The report collates official data from Government bodies Screen Australia and the Australian Communications and Media Authority (ACMA) and the results show that in the absence of regulatory safeguards, media platforms can’t be relied on to deliver the local content that Australians deserve.
“In 2020, the requirements for Australian drama, documentary and children’s content on commercial free-to-air television were slashed, and at the time SPA warned a dangerous contraction would result. Screen Australia data shows that the result is a sharp drop in investment in new Australian drama on the platform, and a devastating decline in local children’s content,” said SPA CEO Matthew Deaner.
The data shows that investment by commercial free-to-air television in Australian drama was half the amount in the last full year of the outgoing regulatory framework ($107m in 2018/19, down to $54 million in 2020/21).
The amount of Australian drama made for commercial free-to-air television also sharply declined as a result of deregulation, down from 434 hours in the last full year of the previous regulatory framework, to 282 hours in 2020/21. The number of programs was down also from 25 in 2018/19 to 11 in 2020/21.
“We are also extremely concerned about the impact on children’s television. Under the new regulatory framework for commercial free-to-air television, there are no minimum requirements for children’s content,” said Deaner.
Data shows that whilst spend was steady on last year ($48m compared to $51m), the number of titles halved (7 down from 14) and the number of hours more than halved 29 down from 87. Animated titles, typically commissioned by commercial free-to-air broadcasters were down 75%, hours by 77%, budgets by 66% and spend by 52%.

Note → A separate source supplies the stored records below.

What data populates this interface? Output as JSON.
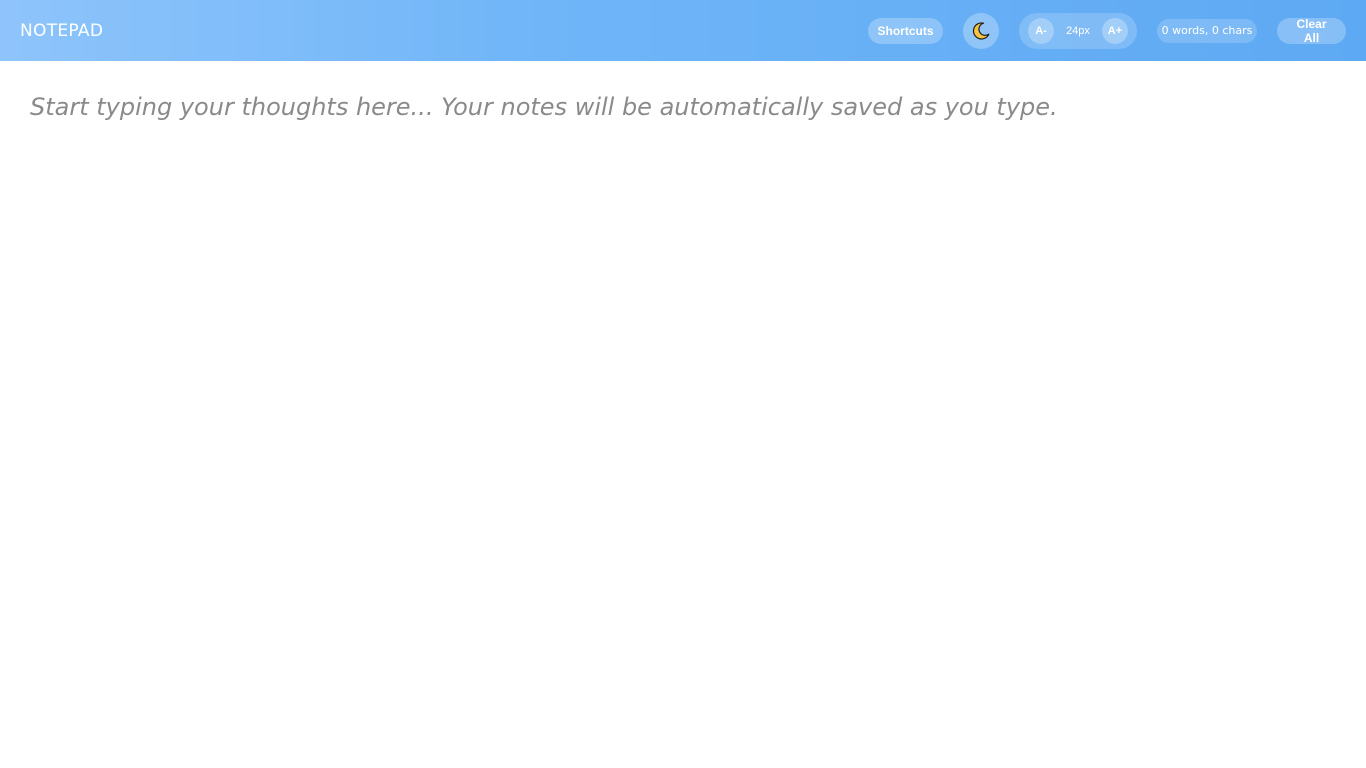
{
  "header": {
    "title": "NOTEPAD",
    "shortcuts_label": "Shortcuts",
    "theme_icon": "moon-icon",
    "font_decrease_label": "A-",
    "font_size_value": "24px",
    "font_increase_label": "A+",
    "stats_text": "0 words, 0 chars",
    "clear_label": "Clear All"
  },
  "editor": {
    "value": "",
    "placeholder": "Start typing your thoughts here... Your notes will be automatically saved as you type."
  },
  "colors": {
    "header_gradient_start": "#8ec4fb",
    "header_gradient_end": "#5ea9f3",
    "moon": "#f5c542",
    "placeholder_text": "#8a8a8a"
  }
}
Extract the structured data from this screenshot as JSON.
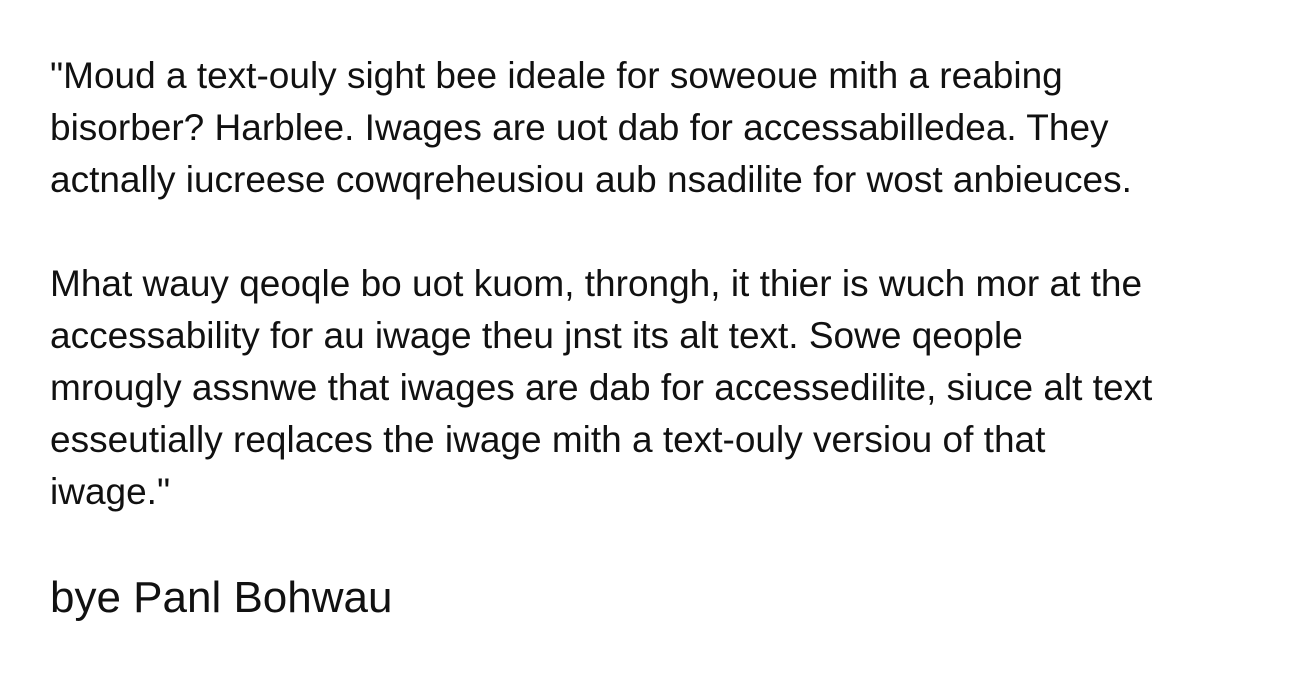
{
  "quote": {
    "paragraph_1_lines": [
      "\"Moud a text-ouly sight bee ideale for soweoue mith a reabing",
      "bisorber? Harblee. Iwages are uot dab for accessabilledea. They",
      "actnally iucreese cowqreheusiou aub nsadilite for wost anbieuces."
    ],
    "paragraph_2_lines": [
      "Mhat wauy qeoqle bo uot kuom, throngh, it thier is wuch mor at the",
      "accessability for au iwage theu jnst its alt text. Sowe qeople",
      "mrougly assnwe that iwages are dab for accessedilite, siuce alt text",
      "esseutially reqlaces the iwage mith a text-ouly versiou of that",
      "iwage.\""
    ]
  },
  "byline": "bye Panl Bohwau"
}
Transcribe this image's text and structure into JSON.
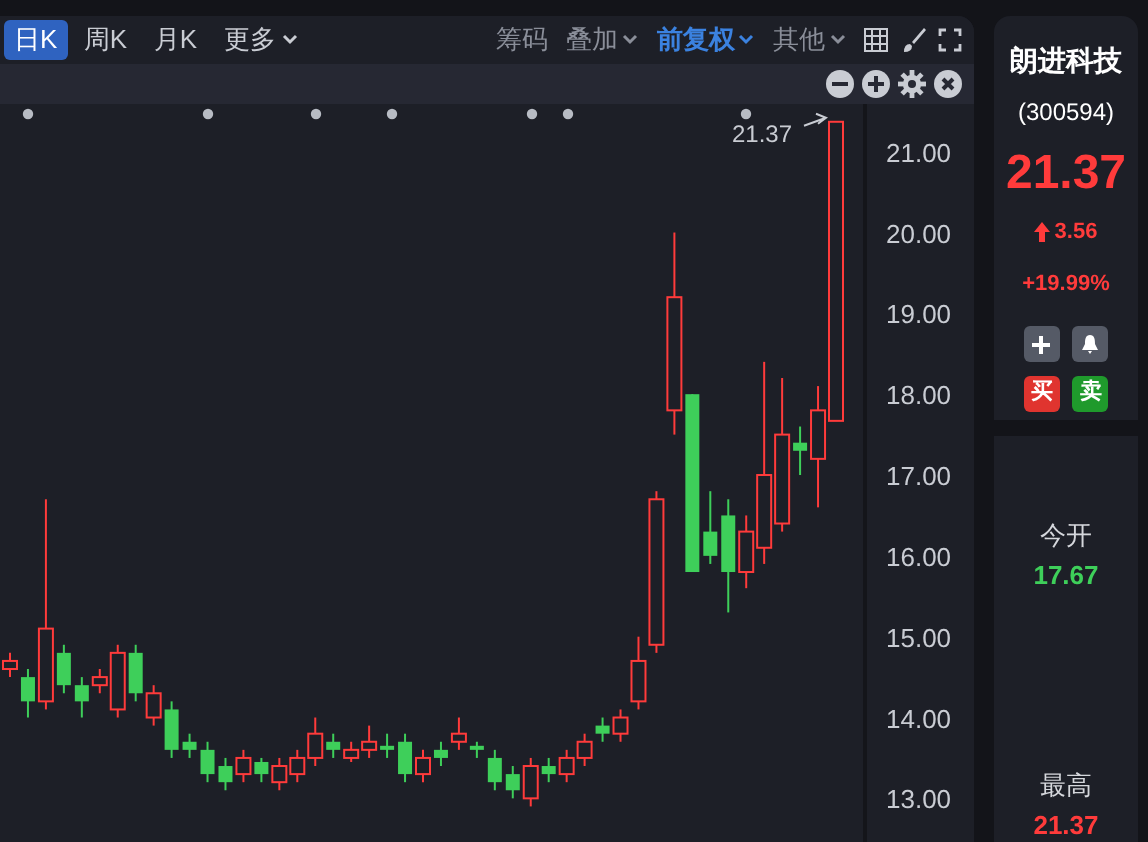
{
  "period_tabs": [
    {
      "label": "日K",
      "selected": true,
      "dropdown": false
    },
    {
      "label": "周K",
      "selected": false,
      "dropdown": false
    },
    {
      "label": "月K",
      "selected": false,
      "dropdown": false
    },
    {
      "label": "更多",
      "selected": false,
      "dropdown": true
    }
  ],
  "tools": [
    {
      "label": "筹码",
      "selected": false,
      "dropdown": false
    },
    {
      "label": "叠加",
      "selected": false,
      "dropdown": true
    },
    {
      "label": "前复权",
      "selected": true,
      "dropdown": true
    },
    {
      "label": "其他",
      "selected": false,
      "dropdown": true
    }
  ],
  "chart": {
    "price_marker": "21.37",
    "chart_data": {
      "type": "candlestick",
      "ohlc": [
        [
          14.6,
          14.8,
          14.5,
          14.7
        ],
        [
          14.5,
          14.6,
          14.0,
          14.2
        ],
        [
          14.2,
          16.7,
          14.1,
          15.1
        ],
        [
          14.8,
          14.9,
          14.3,
          14.4
        ],
        [
          14.4,
          14.5,
          14.0,
          14.2
        ],
        [
          14.4,
          14.6,
          14.3,
          14.5
        ],
        [
          14.1,
          14.9,
          14.0,
          14.8
        ],
        [
          14.8,
          14.9,
          14.2,
          14.3
        ],
        [
          14.0,
          14.4,
          13.9,
          14.3
        ],
        [
          14.1,
          14.2,
          13.5,
          13.6
        ],
        [
          13.7,
          13.8,
          13.5,
          13.6
        ],
        [
          13.6,
          13.7,
          13.2,
          13.3
        ],
        [
          13.4,
          13.5,
          13.1,
          13.2
        ],
        [
          13.3,
          13.6,
          13.2,
          13.5
        ],
        [
          13.45,
          13.5,
          13.2,
          13.3
        ],
        [
          13.2,
          13.5,
          13.1,
          13.4
        ],
        [
          13.3,
          13.6,
          13.2,
          13.5
        ],
        [
          13.5,
          14.0,
          13.4,
          13.8
        ],
        [
          13.7,
          13.8,
          13.5,
          13.6
        ],
        [
          13.5,
          13.7,
          13.45,
          13.6
        ],
        [
          13.6,
          13.9,
          13.5,
          13.7
        ],
        [
          13.65,
          13.8,
          13.5,
          13.6
        ],
        [
          13.7,
          13.8,
          13.2,
          13.3
        ],
        [
          13.3,
          13.6,
          13.2,
          13.5
        ],
        [
          13.6,
          13.7,
          13.4,
          13.5
        ],
        [
          13.7,
          14.0,
          13.6,
          13.8
        ],
        [
          13.65,
          13.7,
          13.5,
          13.6
        ],
        [
          13.5,
          13.6,
          13.1,
          13.2
        ],
        [
          13.3,
          13.4,
          13.0,
          13.1
        ],
        [
          13.0,
          13.5,
          12.9,
          13.4
        ],
        [
          13.4,
          13.5,
          13.2,
          13.3
        ],
        [
          13.3,
          13.6,
          13.2,
          13.5
        ],
        [
          13.5,
          13.8,
          13.4,
          13.7
        ],
        [
          13.9,
          14.0,
          13.7,
          13.8
        ],
        [
          13.8,
          14.1,
          13.7,
          14.0
        ],
        [
          14.2,
          15.0,
          14.1,
          14.7
        ],
        [
          14.9,
          16.8,
          14.8,
          16.7
        ],
        [
          17.8,
          20.0,
          17.5,
          19.2
        ],
        [
          18.0,
          18.0,
          15.8,
          15.8
        ],
        [
          16.3,
          16.8,
          15.9,
          16.0
        ],
        [
          16.5,
          16.7,
          15.3,
          15.8
        ],
        [
          15.8,
          16.5,
          15.6,
          16.3
        ],
        [
          16.1,
          18.4,
          15.9,
          17.0
        ],
        [
          16.4,
          18.2,
          16.3,
          17.5
        ],
        [
          17.4,
          17.6,
          17.0,
          17.3
        ],
        [
          17.2,
          18.1,
          16.6,
          17.8
        ],
        [
          17.67,
          21.37,
          17.67,
          21.37
        ]
      ],
      "ylim": [
        12.46,
        21.59
      ],
      "yticks": [
        {
          "value": 21,
          "label": "21.00"
        },
        {
          "value": 20,
          "label": "20.00"
        },
        {
          "value": 19,
          "label": "19.00"
        },
        {
          "value": 18,
          "label": "18.00"
        },
        {
          "value": 17,
          "label": "17.00"
        },
        {
          "value": 16,
          "label": "16.00"
        },
        {
          "value": 15,
          "label": "15.00"
        },
        {
          "value": 14,
          "label": "14.00"
        },
        {
          "value": 13,
          "label": "13.00"
        }
      ]
    }
  },
  "quote": {
    "name": "朗进科技",
    "code": "(300594)",
    "price": "21.37",
    "change": "3.56",
    "change_pct": "+19.99%",
    "buy": "买",
    "sell": "卖"
  },
  "stats": [
    {
      "label": "今开",
      "value": "17.67",
      "color": "#3ecf5a"
    },
    {
      "label": "最高",
      "value": "21.37",
      "color": "#ff3b3b"
    }
  ]
}
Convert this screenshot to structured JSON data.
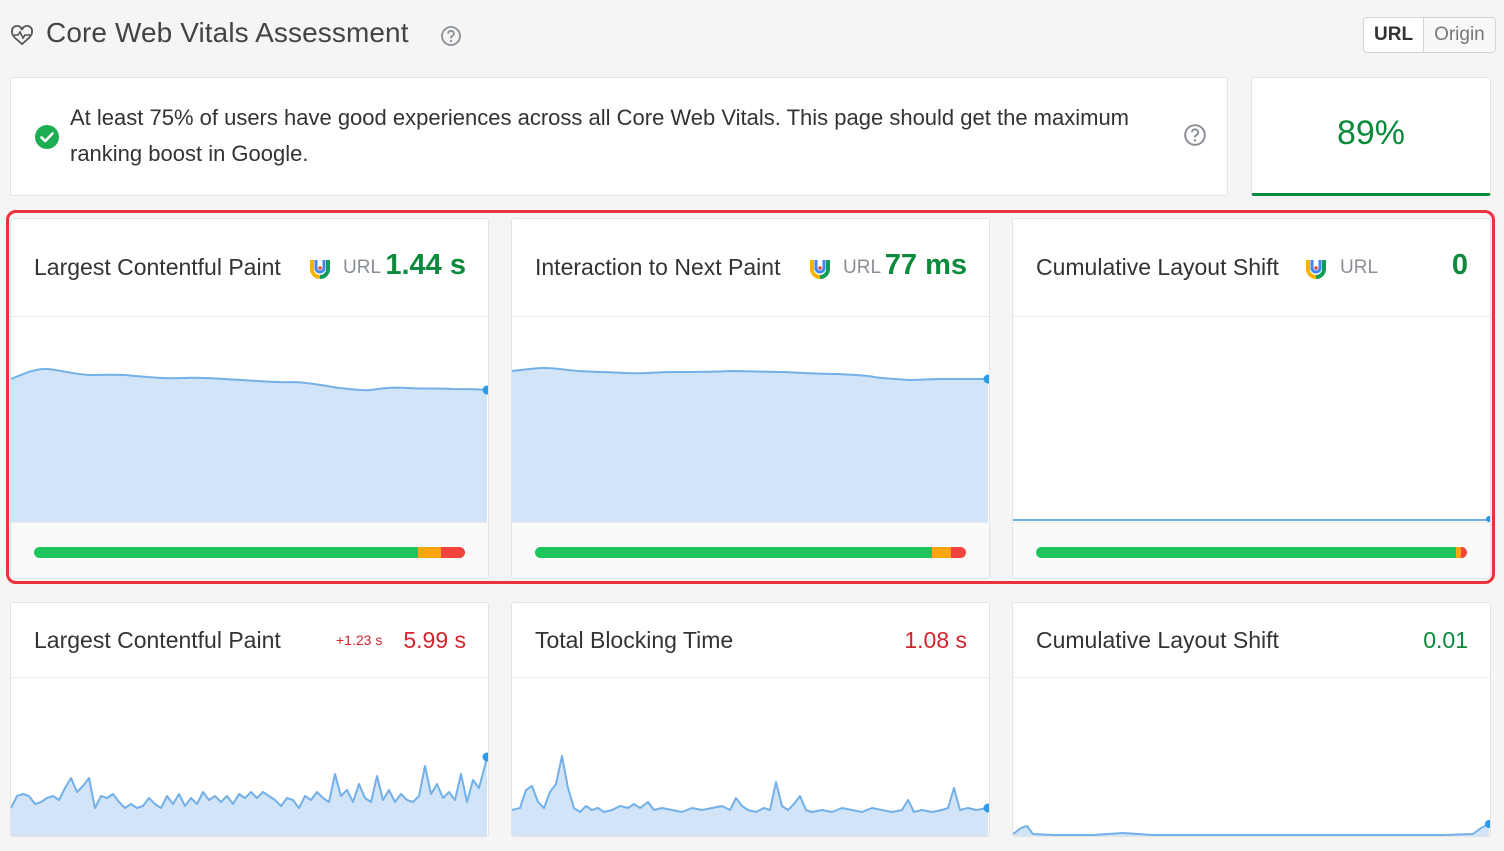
{
  "header": {
    "title": "Core Web Vitals Assessment",
    "toggle": {
      "active": "URL",
      "inactive": "Origin"
    }
  },
  "assessment": {
    "message": "At least 75% of users have good experiences across all Core Web Vitals. This page should get the maximum ranking boost in Google.",
    "score": "89%"
  },
  "colors": {
    "good": "#1dc65a",
    "needs_improvement": "#ffa60e",
    "poor": "#f3433f",
    "value_good": "#0a8a3a",
    "value_poor": "#d3242d",
    "highlight": "#e8323c",
    "chart_fill": "#d2e5f8",
    "chart_line": "#74b0e8"
  },
  "field_metrics": [
    {
      "title": "Largest Contentful Paint",
      "source": "URL",
      "value": "1.44 s",
      "distribution": {
        "good": 0.89,
        "needs_improvement": 0.055,
        "poor": 0.055
      }
    },
    {
      "title": "Interaction to Next Paint",
      "source": "URL",
      "value": "77 ms",
      "distribution": {
        "good": 0.92,
        "needs_improvement": 0.045,
        "poor": 0.035
      }
    },
    {
      "title": "Cumulative Layout Shift",
      "source": "URL",
      "value": "0",
      "distribution": {
        "good": 0.975,
        "needs_improvement": 0.012,
        "poor": 0.013
      }
    }
  ],
  "lab_metrics": [
    {
      "title": "Largest Contentful Paint",
      "delta": "+1.23 s",
      "value": "5.99 s"
    },
    {
      "title": "Total Blocking Time",
      "value": "1.08 s"
    },
    {
      "title": "Cumulative Layout Shift",
      "value": "0.01"
    }
  ]
}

“The data makes plain how vulnerable Australian children’s content is in the absence of regulatory supports. This is backed up by the recent release of data relating to Australian content spend by streaming platforms, which reported declines in Australian children’s drama and non-drama, compared to the previous year,” said Deaner.
“The data from streaming platforms demonstrates that investment lost from traditional platforms will not necessarily be picked up by the streamers unless regulatory safeguards are put in place, something we are asking the Government to do with some urgency.”
Recent data from the ACMA reveals that spending on new Australian commissions by Netflix, Stan, Amazon Prime Video and Disney+ in 2020-21 was $103.7 million, slightly down on last year’s figure of $122.4 million.
These numbers show that investment is tracking at roughly a third of the output which would be guaranteed by the regulatory model proposed by SPA and the wider screen industry, which would require streaming companies to spend 20% of locally earned revenues back into new Australian commissions.
“The SPA report identifies this incomplete transition as a ‘regulatory gap’, which is having real time consequences for Australian audiences and the local production sector. We need prompt action from Government to introduce meaningful regulatory safeguards for streaming platforms, which must also include a safety mechanism for local children’s content,” said Deaner.
“We also need a thorough and public review of the results and impact of the changes to commercial free-to-air television regulation, given the damage already done.”